Forum OpenACS Development: Tclwebtest fails with query vars and HTML anchors

If you have a url like
assessment/asm-admin/questions?assessment_id=123&#345

with a # to jump to an anchor in the HTML.

Tclwebtest parses the &#345 are a unicode XML entity. This of course breaks the redirect to the correct url.

The reason the & was added is that sometimes aolserver will get an invalid integer as it tries to parse the entire 123#345 as the query variable's value.

I tried replacing the & with a ; but that did not help.

I also tried with &#345 but that has the same result as &#345.
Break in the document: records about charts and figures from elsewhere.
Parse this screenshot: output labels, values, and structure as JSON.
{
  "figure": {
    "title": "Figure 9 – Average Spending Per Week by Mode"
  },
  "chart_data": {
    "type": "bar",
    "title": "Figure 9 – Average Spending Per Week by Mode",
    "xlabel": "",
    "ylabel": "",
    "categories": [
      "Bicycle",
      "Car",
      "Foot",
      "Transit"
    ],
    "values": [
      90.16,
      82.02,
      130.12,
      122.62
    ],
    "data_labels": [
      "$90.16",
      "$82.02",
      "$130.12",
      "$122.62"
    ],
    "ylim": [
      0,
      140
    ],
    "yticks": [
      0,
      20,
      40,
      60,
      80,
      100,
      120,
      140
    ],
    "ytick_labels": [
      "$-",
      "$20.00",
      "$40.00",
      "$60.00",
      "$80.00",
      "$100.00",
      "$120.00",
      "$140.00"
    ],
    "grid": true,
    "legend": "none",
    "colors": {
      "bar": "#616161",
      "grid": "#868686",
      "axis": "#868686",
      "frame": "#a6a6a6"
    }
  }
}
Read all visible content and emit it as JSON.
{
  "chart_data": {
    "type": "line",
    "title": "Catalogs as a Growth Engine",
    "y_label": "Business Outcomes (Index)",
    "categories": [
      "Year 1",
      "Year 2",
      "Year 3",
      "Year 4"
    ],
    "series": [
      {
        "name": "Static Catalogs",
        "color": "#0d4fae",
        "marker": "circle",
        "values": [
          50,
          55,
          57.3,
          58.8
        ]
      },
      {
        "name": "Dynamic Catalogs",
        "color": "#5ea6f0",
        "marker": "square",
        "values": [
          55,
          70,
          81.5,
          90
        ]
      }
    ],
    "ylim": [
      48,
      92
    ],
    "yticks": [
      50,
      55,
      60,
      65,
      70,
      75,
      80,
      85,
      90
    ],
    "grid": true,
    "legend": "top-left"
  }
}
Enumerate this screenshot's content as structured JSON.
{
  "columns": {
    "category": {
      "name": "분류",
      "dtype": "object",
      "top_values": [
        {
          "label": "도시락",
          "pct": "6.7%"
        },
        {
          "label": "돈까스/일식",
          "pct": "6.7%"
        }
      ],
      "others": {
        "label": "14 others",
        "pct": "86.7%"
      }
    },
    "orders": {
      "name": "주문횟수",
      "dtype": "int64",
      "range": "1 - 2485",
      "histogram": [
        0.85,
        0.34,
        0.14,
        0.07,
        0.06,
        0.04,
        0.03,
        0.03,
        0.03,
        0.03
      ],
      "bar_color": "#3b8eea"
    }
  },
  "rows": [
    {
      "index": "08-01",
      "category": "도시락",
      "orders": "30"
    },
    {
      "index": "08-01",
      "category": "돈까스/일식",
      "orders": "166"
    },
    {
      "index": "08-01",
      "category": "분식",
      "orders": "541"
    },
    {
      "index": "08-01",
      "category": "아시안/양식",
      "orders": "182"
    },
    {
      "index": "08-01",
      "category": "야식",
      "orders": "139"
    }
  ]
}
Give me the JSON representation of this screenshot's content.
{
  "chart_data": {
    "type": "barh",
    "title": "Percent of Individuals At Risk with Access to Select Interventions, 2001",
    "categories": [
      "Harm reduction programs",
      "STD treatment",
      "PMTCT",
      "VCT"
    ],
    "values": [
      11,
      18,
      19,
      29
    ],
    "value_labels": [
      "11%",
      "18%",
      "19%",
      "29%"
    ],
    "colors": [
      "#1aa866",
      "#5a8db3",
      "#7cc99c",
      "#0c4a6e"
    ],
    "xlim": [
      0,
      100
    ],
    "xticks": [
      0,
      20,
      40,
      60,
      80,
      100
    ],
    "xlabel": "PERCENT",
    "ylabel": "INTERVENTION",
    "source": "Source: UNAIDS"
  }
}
Does anyone have any ideas? It makes it hard to test assessment with this behavior. I suppose I can poke around in the tclwebtest code where it handles the redirect from ad_returnredirect. If ad_returnredirect is not sending HTML (does it?) then the url should not realy be parsed as xml but plain text.

Collapse
Posted by Dave Bauer on
Ok I looked in the code its pretty clear what happens


# is it a redirect ?
if { $http_status == "302" || $http_status == "301" } {
set avoid_tidy_p 1
for { set i 0 } { $i < [llength $meta] } { incr i 2 } {
if { [string match -nocase [lindex $meta $i] "location"] } {
set location [translate_entities [string trim [lindex $meta [expr {$i+1}]]]]
break
}

There is a call to translate entities which is what is catching the &#{integer}

I wonder if it works fine if you have very high object ids but on a new install the object ids are under 1000 so are valid unicode codes.

Collapse
Posted by Dave Bauer on
Oops see what I mean

I also tried with &#345 but that has the same result as ř.

was supposed to say

I also tried with &amp;amp;#345 but that has the same result as &amp;345

Collapse
Posted by Gustaf Neumann on
i wonder, how essential entity replacement (and in particular numeric entity replacement) in URLs is, since URLs should be url-encoded, so there should be no ambiguity in the interpretation of the string. See e.g. the statement from W3C for the coding of UTF-8 in URLs: http://www.w3.org/International/O-URL-code.html

Actually, I wonder why tclwebtest is doing entity replacements in URLs at all.

Collapse
Posted by Dave Bauer on
Gustaf,

In HTML the ampersand is supposed to be encoded as the &amp;amp; html entity. Since tclwebtest actually parses the generated html, it needs to translate that before making a request for the url.

This is my understanding anyway. Of course, OpenACS breaks this rule quite often, but I think we are getting better by validating the generated HTML of the packages for the Zen project.

Collapse
Posted by Gustaf Neumann on
dave,

i know what entity encoding in HTML and XML is for. however, in the code piece you posted, it is handling a redirect, getting the location, and does the decode on provided value:

set location [translate_entities [string trim [lindex $meta [expr {$i+1}]]]]

The point is: location is an url and not supposed to be entity encoded, but url encoded. so i am still wondering, why it is doing it...

Collapse
Posted by Dave Bauer on
I guess it depends on how a HTTP 302 redirect works.

Does some HTML get sent to the browser with the URL? or is the URL an HTTP header?

Anyway I agree that there is translating of entities going on that is probably not necessary, but seems like its there more to avoid any potential problems. Unfortunately it can cause a different problem.

Collapse
Posted by Gustaf Neumann on
rfc 2616 defines HTTP and therefore how redirects work; and it defines what the content of a location should be (see section 14.30). URLs must be url encoded, no matter whether or not they contain HTML. So, when a location is decoded, it must be url-decoded.

yes, of course the location is a header field, your code snipplet is used for decoding the header fileds, in particular the "location: ..." of a redirect.

HTML entity-decoding looks still like a bug to me.